The above PR is a naive change that shows that this is in fact the issue. I am able to get through announcing over 1mm routes without any deadlock issues. I'll work on the PR and get it into shape to merge.

ecbaldwin commented 6 years ago

To make it more explicit what is happening here, I quote the docs for the sync package:

RLock locks rw for reading.

It should not be used for recursive read locking; a blocked Lock call excludes new readers from acquiring the lock. See the documentation on the RWMutex type.

This deadlock happens when the bgpMessageStateUpdate thread blocks for a write lock in the middle of the recursive read lock in the isLLGREnabledFamily thread.

ecbaldwin commented 6 years ago

I think #1821 is in better shape now. I consider it a good enough fix for the issue in the near term.
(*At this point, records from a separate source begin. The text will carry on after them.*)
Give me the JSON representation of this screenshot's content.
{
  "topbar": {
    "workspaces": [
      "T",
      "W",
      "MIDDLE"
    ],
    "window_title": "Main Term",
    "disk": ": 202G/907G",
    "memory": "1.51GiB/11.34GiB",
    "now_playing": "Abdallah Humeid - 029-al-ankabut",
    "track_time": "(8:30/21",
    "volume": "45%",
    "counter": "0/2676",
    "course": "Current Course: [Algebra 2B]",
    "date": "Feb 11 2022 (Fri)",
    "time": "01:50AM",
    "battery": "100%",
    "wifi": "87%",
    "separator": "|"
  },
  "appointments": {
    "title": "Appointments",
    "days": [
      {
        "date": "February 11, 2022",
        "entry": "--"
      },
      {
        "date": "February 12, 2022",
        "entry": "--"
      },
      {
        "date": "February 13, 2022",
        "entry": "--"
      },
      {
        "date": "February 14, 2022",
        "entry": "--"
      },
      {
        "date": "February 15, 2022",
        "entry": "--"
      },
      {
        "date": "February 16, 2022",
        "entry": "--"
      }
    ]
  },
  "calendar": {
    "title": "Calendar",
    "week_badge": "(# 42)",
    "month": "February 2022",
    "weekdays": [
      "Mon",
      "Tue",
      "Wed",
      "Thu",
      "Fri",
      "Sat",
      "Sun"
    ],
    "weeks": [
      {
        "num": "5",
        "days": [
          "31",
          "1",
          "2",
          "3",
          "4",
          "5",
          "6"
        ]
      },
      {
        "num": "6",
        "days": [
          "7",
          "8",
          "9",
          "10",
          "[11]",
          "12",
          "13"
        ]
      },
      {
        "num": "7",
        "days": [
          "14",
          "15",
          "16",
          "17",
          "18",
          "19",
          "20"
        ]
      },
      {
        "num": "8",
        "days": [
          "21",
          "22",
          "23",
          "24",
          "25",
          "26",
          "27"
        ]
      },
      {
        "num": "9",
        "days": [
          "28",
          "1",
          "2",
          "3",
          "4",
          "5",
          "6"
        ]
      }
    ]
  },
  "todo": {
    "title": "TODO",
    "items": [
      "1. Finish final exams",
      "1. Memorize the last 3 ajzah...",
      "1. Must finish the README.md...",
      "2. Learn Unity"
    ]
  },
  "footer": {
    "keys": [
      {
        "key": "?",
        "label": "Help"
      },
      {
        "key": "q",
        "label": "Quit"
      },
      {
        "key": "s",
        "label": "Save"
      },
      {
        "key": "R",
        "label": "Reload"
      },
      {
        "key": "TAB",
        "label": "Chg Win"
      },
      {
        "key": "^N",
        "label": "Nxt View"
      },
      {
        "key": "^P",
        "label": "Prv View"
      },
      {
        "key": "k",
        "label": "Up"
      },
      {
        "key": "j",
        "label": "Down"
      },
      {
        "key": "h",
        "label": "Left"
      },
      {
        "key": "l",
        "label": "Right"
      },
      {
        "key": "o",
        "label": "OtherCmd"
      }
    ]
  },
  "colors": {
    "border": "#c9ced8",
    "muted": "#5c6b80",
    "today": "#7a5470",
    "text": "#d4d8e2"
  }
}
I think a better long-term way to handle this would be to rearchitect the sharing of the fsm, fsm.pConf, and whatever else is under synchronization with this lock. IMO, a single goroutine should be responsible for managing updates to fsm and should push updated copies of it to other goroutines through channels which will pick up the updates by selecting on the channel.

My observation is that updates to the fsm do not happen that frequently in the grand scheme of things. Also, I don't see any harm in another goroutine getting an update to the fsm after finishing current operations. My opinion is that it would be more consistent for it to wait to get an update to the state by selecting on the updates channel.

fujita commented 6 years ago

Again, thanks a lot for fixing this. Let's discuss the long-term solution on the different issue, as I commented on the pr.